Through October 9 at The New Museum, 235 Bowery, New York, NY Info
Now open: The Cheech Marin Center for Chicano Art at Riverside Art Museum
This museum has been in discussion for more than two decades, by my count, so Saturday was a red-letter day for the history of art in Southern California. On June 18, the Riverside Art Museum opened its Cheech Marin Center for Chicano Art and Culture in a handsomely renovated, 61,000-square-foot former library building in the city center, writes Christopher Knight in the LA Times. No other museum presents a substantive permanent exhibition focused on any critically important facet of the region’s bountiful postwar art history, which is the basis on which Los Angeles has become a global cultural capital over the last generation. Above: The inaugural permanent collection installation at the Cheech features nearly 100 paintings and drawings. Photo ©Christopher Knight / Los Angeles Times
The Cheech, as the Riverside facility has inevitably been nicknamed, given its celebrity origin in the art collection assembled over 30 years and donated by comedian-actor Cheech Marin, is a first. Chicano art is offered in concentration — serious, playful and in a sprawling range of visual vocabularies, some more successful than others, all worth taking in. Read the entire feature here
The Cheech Marin Center for Chicano Art at Riverside Art Museum, 3581 Mission Inn Ave., Riverside, CA Info
L.A. Memo: Chicana/o Art From 1972-1989
Highlighting the artistic contribution that Los Angeles-based Chicana/o artists made to American art, this exhibition, consisting of 51 artworks by 31 artists, investigates how Chicana/o artists in the wake of the Chicano Moratorium adapted new modes of image-making and self-expression borrowed from the expanding media culture of the 1960s to create a pivotal genre of art that broke barriers to tell their stories through various media. Above: Patssi Valdez, “Pillow Talk” (1979–80),
During the Chicano Movement and the Moratorium, writes Matt Stromberg in Hyperallergic, printmaking emerged as a democratic medium that could inexpensively and quickly disseminate ideas and images. Several prominent artists are represented here through prints, including Gronk, Herrón, Barbara Carrasco, and John Valadez.
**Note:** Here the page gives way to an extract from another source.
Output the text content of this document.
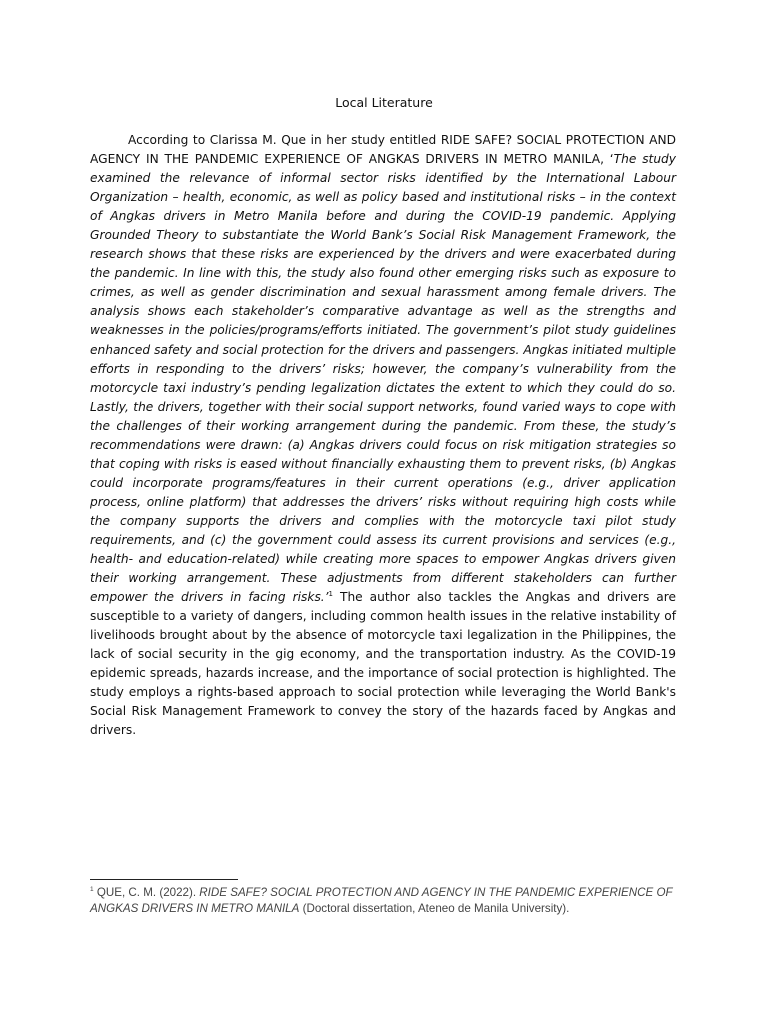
Local Literature

According to Clarissa M. Que in her study entitled RIDE SAFE? SOCIAL PROTECTION AND AGENCY IN THE PANDEMIC EXPERIENCE OF ANGKAS DRIVERS IN METRO MANILA, ‘The study examined the relevance of informal sector risks identified by the International Labour Organization – health, economic, as well as policy based and institutional risks – in the context of Angkas drivers in Metro Manila before and during the COVID-19 pandemic. Applying Grounded Theory to substantiate the World Bank’s Social Risk Management Framework, the research shows that these risks are experienced by the drivers and were exacerbated during the pandemic. In line with this, the study also found other emerging risks such as exposure to crimes, as well as gender discrimination and sexual harassment among female drivers. The analysis shows each stakeholder’s comparative advantage as well as the strengths and weaknesses in the policies/programs/efforts initiated. The government’s pilot study guidelines enhanced safety and social protection for the drivers and passengers. Angkas initiated multiple efforts in responding to the drivers’ risks; however, the company’s vulnerability from the motorcycle taxi industry’s pending legalization dictates the extent to which they could do so. Lastly, the drivers, together with their social support networks, found varied ways to cope with the challenges of their working arrangement during the pandemic. From these, the study’s recommendations were drawn: (a) Angkas drivers could focus on risk mitigation strategies so that coping with risks is eased without financially exhausting them to prevent risks, (b) Angkas could incorporate programs/features in their current operations (e.g., driver application process, online platform) that addresses the drivers’ risks without requiring high costs while the company supports the drivers and complies with the motorcycle taxi pilot study requirements, and (c) the government could assess its current provisions and services (e.g., health- and education-related) while creating more spaces to empower Angkas drivers given their working arrangement. These adjustments from different stakeholders can further empower the drivers in facing risks.’$^1$ The author also tackles the Angkas and drivers are susceptible to a variety of dangers, including common health issues in the relative instability of livelihoods brought about by the absence of motorcycle taxi legalization in the Philippines, the lack of social security in the gig economy, and the transportation industry. As the COVID-19 epidemic spreads, hazards increase, and the importance of social protection is highlighted. The study employs a rights-based approach to social protection while leveraging the World Bank's Social Risk Management Framework to convey the story of the hazards faced by Angkas and drivers.

$^1$ QUE, C. M. (2022). RIDE SAFE? SOCIAL PROTECTION AND AGENCY IN THE PANDEMIC EXPERIENCE OF ANGKAS DRIVERS IN METRO MANILA (Doctoral dissertation, Ateneo de Manila University).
Many of these were printed by Self-Help Graphics, an influential community-based printmaking studio founded in 1973, which has played in producing and promoting Chicana/o art.
Through August 14 at LA Plaza de Cultura y Artes, 501 North Main Street, Los Angeles, CA Info
Continuing through August 20: everything slackens in a wreck at Ford Foundation Gallery
“Everything slackens in a wreck,” wrote poet Khal Torabully about the migration of Asians to the Americas in the nineteenth century. Between 1838 and 1917, over half a million indentured workers were taken to plantations in Guadeloupe, Guyana, Jamaica, Trinidad and Tobago, and elsewhere, intended as replacement labor following the abolition of slavery. Blows were struck to the Hindu caste system, patriarchy, and other systems of power, new forms of culture and knowledge emerged, and, more often than not, better material living conditions for subsequent generations resulted. Above: Kelly Sinnapah Mary, Notebook of No Return: Memories, 2022, Acrylic on canvas
The artworks that comprise everything slackens in a wreck demonstrate both this long, continuing history of survival and the particular contours of the artists’ lives and their necessary choices within the various spaces they inhabit in the Americas. Margaret Chen (Jamaica/Canada), Andrea Chung (USA), Wendy Nanan (Trinidad and Tobago) and Kelly Sinnapah Mary (Guadeloupe) share a lineage in indentureship, and each contends with the complex legacy of this heritage over a century after their ancestors boarded ships headed from Asia to the Americas. They criticize the enduring, destructive impact of processes of colonization, but in their practices they also recognize migrants’ determined survivability, finding and activating productive opportunities in the midst of crisis.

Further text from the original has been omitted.